# Prove that $\tan (x)=\sin (x)+1$ has only one solution in $\left(−\frac π2,\frac π2\right)$

Prove that $\tan (x)= \sin (x) +1$ has only one solution in $\left(−\frac π2,\fracπ2\right)$ and we must use Rolle's rule and Cauchy's mean value theorem.

I know how to solve it without the use of Rolle's rule and Cauchy's mean value theorem. Can you help?

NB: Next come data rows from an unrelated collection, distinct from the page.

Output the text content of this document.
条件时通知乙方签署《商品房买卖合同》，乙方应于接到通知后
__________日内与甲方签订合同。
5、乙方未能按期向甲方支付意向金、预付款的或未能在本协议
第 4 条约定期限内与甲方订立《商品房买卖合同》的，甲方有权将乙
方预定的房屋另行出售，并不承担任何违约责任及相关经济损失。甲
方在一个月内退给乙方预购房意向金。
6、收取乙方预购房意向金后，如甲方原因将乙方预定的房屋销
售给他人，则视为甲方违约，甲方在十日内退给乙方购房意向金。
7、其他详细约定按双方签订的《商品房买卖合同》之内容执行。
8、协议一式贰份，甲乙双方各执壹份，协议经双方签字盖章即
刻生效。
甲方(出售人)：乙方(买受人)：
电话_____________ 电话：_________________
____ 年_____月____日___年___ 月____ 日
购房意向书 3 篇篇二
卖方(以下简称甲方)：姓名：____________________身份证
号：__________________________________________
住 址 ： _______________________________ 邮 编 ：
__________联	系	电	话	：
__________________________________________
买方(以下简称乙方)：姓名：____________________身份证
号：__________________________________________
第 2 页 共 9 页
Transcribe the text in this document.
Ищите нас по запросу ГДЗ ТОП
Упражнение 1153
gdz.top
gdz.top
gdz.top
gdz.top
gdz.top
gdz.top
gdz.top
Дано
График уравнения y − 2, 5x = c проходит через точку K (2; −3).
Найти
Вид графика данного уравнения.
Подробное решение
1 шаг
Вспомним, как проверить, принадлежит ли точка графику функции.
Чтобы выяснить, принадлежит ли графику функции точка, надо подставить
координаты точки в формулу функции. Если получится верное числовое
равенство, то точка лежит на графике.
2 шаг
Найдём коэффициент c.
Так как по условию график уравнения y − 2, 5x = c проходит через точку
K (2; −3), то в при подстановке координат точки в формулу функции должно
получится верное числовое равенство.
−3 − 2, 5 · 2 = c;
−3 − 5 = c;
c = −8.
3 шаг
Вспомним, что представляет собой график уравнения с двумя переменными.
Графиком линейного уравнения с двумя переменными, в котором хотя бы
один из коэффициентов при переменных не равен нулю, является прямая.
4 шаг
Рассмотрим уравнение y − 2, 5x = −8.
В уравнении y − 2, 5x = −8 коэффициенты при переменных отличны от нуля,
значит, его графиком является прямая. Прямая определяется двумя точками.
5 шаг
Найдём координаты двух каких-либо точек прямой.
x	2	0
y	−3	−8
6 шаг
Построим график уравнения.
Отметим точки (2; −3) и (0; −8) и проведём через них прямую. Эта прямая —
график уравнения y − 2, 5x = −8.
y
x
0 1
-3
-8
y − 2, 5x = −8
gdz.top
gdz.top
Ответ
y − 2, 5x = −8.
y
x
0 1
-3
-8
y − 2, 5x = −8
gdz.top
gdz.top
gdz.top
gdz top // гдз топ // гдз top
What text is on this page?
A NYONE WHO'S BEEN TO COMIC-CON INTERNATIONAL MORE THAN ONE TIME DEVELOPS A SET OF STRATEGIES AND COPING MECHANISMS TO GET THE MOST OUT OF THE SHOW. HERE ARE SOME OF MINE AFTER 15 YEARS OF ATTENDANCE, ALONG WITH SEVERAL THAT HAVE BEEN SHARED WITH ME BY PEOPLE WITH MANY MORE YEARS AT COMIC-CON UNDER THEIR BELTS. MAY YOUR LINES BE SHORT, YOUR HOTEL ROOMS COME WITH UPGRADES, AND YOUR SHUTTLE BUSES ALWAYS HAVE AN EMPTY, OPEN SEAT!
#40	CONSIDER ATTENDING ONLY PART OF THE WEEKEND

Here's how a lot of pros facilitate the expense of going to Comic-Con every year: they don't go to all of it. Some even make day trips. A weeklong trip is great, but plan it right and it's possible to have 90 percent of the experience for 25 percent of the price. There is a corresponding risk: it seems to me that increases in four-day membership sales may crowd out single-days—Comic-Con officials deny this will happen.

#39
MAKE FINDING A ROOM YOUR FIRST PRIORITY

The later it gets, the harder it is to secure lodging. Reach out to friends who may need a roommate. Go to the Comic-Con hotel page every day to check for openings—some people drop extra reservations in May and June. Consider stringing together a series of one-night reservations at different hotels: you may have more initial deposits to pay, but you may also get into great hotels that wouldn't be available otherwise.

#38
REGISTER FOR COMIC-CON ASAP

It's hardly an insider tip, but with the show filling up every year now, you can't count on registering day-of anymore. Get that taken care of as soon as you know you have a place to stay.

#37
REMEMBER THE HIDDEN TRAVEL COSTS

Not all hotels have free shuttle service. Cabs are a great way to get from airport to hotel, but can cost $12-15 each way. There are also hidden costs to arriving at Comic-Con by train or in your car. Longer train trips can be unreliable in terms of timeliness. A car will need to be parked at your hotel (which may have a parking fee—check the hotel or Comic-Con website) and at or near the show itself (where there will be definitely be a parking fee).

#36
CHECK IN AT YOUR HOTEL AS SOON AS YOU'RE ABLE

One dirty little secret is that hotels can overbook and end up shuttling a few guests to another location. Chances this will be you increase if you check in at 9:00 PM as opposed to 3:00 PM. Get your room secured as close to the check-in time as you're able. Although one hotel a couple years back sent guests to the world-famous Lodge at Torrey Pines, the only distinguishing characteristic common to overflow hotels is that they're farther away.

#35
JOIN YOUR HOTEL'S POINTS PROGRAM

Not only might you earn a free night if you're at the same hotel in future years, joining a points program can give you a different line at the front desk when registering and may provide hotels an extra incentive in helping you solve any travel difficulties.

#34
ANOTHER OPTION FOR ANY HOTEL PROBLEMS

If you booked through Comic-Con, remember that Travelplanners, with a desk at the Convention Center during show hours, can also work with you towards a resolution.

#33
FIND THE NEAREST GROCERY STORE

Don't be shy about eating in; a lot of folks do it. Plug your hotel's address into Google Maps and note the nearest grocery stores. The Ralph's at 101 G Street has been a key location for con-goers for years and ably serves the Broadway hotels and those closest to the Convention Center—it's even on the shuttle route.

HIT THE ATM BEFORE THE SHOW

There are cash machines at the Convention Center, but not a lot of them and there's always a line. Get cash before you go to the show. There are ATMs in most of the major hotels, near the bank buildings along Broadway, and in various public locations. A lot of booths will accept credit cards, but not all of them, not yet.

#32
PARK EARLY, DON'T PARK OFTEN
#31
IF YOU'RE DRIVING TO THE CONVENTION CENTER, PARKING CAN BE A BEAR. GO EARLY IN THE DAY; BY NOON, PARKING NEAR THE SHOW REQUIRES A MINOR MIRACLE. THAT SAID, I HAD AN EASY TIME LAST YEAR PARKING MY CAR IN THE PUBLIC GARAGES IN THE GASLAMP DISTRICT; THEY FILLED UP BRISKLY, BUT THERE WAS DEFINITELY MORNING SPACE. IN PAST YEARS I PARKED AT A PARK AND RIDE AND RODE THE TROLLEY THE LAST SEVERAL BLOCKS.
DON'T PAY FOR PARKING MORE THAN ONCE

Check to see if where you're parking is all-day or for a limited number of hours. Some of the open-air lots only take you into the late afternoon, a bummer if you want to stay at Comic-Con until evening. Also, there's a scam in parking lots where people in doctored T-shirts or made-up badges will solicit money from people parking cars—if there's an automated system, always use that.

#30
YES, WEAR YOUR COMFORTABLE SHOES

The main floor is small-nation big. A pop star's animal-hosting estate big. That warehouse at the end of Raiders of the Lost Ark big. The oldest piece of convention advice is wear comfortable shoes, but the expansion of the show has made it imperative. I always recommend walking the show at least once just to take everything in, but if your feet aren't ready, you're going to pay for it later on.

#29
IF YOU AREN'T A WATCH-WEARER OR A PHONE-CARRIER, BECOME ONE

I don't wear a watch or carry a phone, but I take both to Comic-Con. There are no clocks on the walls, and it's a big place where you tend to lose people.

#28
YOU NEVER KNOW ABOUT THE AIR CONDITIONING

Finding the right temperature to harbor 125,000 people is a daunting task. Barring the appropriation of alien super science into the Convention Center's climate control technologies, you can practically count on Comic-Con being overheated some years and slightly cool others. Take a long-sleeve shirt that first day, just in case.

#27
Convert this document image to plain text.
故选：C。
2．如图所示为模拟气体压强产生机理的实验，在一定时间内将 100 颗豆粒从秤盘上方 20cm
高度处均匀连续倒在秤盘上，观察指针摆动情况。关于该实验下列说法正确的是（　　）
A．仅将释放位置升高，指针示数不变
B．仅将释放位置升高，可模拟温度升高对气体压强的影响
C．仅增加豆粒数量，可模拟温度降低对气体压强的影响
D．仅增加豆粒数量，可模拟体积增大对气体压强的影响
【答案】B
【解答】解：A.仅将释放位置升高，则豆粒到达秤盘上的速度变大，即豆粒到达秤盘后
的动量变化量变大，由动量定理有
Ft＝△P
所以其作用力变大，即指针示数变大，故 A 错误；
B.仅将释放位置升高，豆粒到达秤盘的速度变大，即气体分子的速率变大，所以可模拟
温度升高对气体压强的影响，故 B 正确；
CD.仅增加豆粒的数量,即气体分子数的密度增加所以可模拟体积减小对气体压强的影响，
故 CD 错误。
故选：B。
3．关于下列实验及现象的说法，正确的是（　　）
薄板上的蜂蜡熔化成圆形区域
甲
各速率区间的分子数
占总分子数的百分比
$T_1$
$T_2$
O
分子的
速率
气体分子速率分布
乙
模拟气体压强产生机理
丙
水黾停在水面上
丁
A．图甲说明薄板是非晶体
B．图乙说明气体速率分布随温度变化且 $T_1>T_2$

Let $f(x)=\tan(x)-\sin(x)-1$. You have $f'(x)=\sec^2(x)-\cos(x)$. Since $\sec^2(x)-\cos(x)$ has the same sign as $x$ for $x\in[\frac{-\pi}{2},\frac{\pi}{2}]$, we know that $f'(x)\geq0$ in this interval and $f'(x)>0$ for $x\in[\frac{-\pi}{2},\frac{\pi}{2}]\setminus\{0\}$. Therefore $f$ is strictly increasing and can have at most one zero.
Using Rolle's Theorem, it does not satisfy the hypothesis that $f$ is differnetiable for all vales of $x$ in the open interval $(a,b)$, $f$ is continuous at $x=a$ or $x=b$, and that $f(a)=f(b)=0$; however the conclusion can be true even though the hypothesis is false for $f$ stating that there exists one number $x=c$ in $(a,b)$ such that $f'(c)=0$.
Using the Mean Value Theorem, it does not satisfy the hypothesis $f$ is differnetiable for all vales of $x$ in the open interval $(a,b)$, $f$ is continuous at $x=a$ or $x=b$; however satisfies the conclusion that there exists at least one number $x=c$ in $(a,b)$ such that $$f'(c)=\frac{f(b)-f(a)}{b-a}.$$
Hint: $f(x) = \tan x - \sin x - 1$ has $f'(x) = \sec^2 x - \cos x=\dfrac{1-\cos^3 x}{\cos^2 x} \geq 0$, and $f(-\pi/4) = -2 +\dfrac{1}{\sqrt{2}} < 0$, and since $\lim_{ x \to \pi/2^{-}} f(x) = + \infty$, we have for $M = 1$, you can find a delta $\delta > 0$ such that $0 < |x- \pi/2| < \delta \Rightarrow f(x) > M = 1$. Thus by continuity of $f$ and by using MVT on $(-\pi/4, \pi/2-\epsilon)$, there is a root and coupled with $f'(x) > 0$, there is only one root, with $\epsilon$ can be selected easily from $\delta$.